Stratospheric variability and trends in IPCC model simulations
E. C. Cordero1 and P. M. de F. Forster2
1Department of Meteorology, San Jose State University, San Jose, CA 95192, USA
2School of Earth and Environment, University of Leeds, Leeds, LS2 9JT, UK

Abstract. Atmosphere and Ocean General Circulation Model (AOGCM) experiments for the Intergovernmental Panel on Climate Change Fourth Assessment Report are analyzed using both 20th and 21st century model output to better understand model variability and assess the importance of various forcing mechanisms on stratospheric trends. While models represent the climatology of the stratosphere reasonably well in comparison with NCEP reanalysis, there are biases and large variability among models. In general, AOGCMs are cooler than NCEP throughout the stratosphere, with the largest differences in the tropics. Around half the AOGCMs have a top level beneath ~2 hPa and show a significant cold bias in their upper levels (~10 hPa) compared to NCEP, suggesting that these models may have compromised simulations near 10 hPa due to a low model top or insufficient stratospheric levels.

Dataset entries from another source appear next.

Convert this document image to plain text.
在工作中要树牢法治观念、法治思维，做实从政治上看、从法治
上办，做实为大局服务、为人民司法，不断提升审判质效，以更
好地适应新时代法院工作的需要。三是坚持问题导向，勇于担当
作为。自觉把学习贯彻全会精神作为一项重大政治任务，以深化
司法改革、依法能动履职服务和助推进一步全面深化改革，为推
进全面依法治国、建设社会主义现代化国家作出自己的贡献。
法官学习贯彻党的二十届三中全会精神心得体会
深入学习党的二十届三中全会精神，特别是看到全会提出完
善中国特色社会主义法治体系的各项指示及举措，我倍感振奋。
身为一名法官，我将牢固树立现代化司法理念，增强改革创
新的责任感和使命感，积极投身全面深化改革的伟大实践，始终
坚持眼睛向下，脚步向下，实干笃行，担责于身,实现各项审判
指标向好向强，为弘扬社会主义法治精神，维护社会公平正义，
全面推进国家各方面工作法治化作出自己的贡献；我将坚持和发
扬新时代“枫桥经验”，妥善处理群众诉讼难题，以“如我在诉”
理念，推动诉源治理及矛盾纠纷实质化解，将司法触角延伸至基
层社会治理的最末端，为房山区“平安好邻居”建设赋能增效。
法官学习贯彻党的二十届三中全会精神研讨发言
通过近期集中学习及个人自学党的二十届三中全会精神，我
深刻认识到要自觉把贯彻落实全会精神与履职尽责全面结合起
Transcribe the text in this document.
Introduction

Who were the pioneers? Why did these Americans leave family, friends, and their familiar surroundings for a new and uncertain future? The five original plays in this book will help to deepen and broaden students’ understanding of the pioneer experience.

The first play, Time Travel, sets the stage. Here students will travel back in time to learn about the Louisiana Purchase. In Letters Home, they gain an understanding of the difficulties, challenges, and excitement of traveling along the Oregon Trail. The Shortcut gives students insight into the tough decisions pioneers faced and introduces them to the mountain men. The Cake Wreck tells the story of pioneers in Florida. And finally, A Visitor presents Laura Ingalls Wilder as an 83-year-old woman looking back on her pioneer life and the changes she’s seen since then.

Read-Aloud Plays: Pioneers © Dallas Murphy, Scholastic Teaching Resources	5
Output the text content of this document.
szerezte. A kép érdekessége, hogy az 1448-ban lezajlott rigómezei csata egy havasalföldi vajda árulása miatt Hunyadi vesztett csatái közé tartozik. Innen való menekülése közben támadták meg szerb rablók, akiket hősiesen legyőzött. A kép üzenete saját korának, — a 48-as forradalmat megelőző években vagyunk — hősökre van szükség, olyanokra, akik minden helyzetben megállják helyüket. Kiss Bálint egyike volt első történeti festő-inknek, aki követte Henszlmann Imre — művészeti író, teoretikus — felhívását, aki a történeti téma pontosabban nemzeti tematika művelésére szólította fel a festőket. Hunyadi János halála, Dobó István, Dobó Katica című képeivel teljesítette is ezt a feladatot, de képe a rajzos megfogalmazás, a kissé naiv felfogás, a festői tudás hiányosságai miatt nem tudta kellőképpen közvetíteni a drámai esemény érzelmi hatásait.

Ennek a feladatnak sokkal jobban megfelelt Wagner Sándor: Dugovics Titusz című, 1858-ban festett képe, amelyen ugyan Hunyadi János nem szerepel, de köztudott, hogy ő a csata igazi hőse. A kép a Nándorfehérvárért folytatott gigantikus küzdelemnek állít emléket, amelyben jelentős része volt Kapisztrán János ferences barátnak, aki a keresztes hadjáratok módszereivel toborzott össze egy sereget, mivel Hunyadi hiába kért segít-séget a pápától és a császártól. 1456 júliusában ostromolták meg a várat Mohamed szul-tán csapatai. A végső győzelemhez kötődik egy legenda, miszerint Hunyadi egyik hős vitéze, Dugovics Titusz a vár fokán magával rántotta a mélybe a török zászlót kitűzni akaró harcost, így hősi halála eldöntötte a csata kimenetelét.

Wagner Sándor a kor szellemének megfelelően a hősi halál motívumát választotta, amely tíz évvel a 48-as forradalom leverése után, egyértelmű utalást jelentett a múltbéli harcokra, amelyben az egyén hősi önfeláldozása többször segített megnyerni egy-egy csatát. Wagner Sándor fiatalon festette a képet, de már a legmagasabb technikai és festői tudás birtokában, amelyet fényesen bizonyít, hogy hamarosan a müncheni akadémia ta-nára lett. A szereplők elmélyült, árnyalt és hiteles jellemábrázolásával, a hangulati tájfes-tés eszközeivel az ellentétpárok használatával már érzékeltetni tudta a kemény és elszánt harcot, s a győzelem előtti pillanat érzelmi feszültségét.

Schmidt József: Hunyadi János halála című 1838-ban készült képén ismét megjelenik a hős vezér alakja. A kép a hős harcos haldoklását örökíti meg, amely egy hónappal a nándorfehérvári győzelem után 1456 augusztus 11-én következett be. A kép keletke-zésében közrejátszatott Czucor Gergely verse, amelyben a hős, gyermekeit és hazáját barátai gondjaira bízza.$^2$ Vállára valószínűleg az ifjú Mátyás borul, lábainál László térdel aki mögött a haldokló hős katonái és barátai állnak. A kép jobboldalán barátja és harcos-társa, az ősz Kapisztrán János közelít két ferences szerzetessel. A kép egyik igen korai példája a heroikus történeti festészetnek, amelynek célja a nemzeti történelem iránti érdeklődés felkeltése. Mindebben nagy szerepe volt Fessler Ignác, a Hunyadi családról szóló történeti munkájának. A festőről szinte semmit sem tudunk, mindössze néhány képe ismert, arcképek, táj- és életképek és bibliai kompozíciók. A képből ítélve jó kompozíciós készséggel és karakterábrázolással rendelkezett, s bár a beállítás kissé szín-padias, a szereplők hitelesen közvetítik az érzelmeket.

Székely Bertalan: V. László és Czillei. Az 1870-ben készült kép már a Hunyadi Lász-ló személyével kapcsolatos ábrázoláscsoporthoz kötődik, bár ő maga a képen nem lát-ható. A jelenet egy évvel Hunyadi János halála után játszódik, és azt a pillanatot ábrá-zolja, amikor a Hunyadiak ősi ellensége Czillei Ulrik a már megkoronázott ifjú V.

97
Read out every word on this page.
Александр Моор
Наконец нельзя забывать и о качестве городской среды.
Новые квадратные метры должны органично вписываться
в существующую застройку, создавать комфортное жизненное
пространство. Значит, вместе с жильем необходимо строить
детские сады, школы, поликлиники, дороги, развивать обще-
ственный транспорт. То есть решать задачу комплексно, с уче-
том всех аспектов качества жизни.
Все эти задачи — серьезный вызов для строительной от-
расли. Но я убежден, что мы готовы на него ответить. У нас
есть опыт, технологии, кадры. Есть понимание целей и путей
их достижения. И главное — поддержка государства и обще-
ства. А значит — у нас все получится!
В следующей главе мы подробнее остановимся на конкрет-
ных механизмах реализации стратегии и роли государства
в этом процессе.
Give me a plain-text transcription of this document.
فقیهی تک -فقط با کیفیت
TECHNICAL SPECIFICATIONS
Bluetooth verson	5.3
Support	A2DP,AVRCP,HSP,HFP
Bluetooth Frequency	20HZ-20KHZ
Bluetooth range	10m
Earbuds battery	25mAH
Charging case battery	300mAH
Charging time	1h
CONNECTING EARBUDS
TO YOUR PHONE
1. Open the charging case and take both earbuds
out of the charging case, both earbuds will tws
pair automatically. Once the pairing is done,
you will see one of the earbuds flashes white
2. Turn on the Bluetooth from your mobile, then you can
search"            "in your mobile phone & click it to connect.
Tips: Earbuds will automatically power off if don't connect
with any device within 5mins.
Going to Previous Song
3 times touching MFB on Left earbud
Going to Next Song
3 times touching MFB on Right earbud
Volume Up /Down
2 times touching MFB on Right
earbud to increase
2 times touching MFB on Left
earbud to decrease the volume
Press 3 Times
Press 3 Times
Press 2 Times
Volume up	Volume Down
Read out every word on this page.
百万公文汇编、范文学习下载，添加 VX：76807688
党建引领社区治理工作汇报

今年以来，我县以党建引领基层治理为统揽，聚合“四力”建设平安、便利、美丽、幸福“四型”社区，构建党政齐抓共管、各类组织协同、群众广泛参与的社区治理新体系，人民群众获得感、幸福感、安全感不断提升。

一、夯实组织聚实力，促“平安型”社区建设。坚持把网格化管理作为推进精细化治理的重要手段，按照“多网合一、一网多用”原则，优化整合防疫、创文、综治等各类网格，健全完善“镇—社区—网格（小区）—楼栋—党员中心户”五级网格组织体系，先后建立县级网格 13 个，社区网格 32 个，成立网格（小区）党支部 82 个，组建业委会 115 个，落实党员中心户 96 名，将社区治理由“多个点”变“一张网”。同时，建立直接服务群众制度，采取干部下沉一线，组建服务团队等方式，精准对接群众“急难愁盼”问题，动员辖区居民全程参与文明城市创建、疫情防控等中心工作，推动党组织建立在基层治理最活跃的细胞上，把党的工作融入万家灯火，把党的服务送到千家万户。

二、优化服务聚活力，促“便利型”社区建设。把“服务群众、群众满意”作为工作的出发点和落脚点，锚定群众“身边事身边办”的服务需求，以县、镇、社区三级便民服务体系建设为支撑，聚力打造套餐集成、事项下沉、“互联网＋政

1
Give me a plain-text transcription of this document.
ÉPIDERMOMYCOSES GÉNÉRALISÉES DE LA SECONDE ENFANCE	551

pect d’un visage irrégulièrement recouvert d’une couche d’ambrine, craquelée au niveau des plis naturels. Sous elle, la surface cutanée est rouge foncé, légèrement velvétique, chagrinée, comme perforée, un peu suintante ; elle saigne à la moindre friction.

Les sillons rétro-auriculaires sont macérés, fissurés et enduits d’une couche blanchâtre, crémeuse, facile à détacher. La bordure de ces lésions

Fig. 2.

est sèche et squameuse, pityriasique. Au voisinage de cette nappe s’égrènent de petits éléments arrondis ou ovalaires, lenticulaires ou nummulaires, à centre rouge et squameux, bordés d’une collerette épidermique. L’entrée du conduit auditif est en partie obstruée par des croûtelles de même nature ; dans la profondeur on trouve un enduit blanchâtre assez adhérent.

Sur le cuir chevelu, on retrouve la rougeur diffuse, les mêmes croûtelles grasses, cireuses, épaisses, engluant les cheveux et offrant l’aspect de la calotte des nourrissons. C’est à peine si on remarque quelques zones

In the lower stratosphere (50 hPa), the temperature variability associated with large volcanic eruptions is either absent (in about half of the models) or the warming is overestimated in the models that do include volcanic aerosols. There is general agreement on the vertical structure of temperature trends over the last few decades, differences between models are explained by the inclusion of different forcing mechanisms, such as stratospheric ozone depletion and volcanic aerosols. However, even when human and natural forcing agents are included in the simulations, significant differences remain between observations and model trends, particularly in the upper tropical troposphere (200 hPa–100 hPa), where, since 1979, models show a warming trend and the observations a cooling trend.

Citation: Cordero, E. C. and de F. Forster, P. M.: Stratospheric variability and trends in IPCC model simulations, Atmos. Chem. Phys. Discuss., 6, 7657-7695, doi:10.5194/acpd-6-7657-2006, 2006.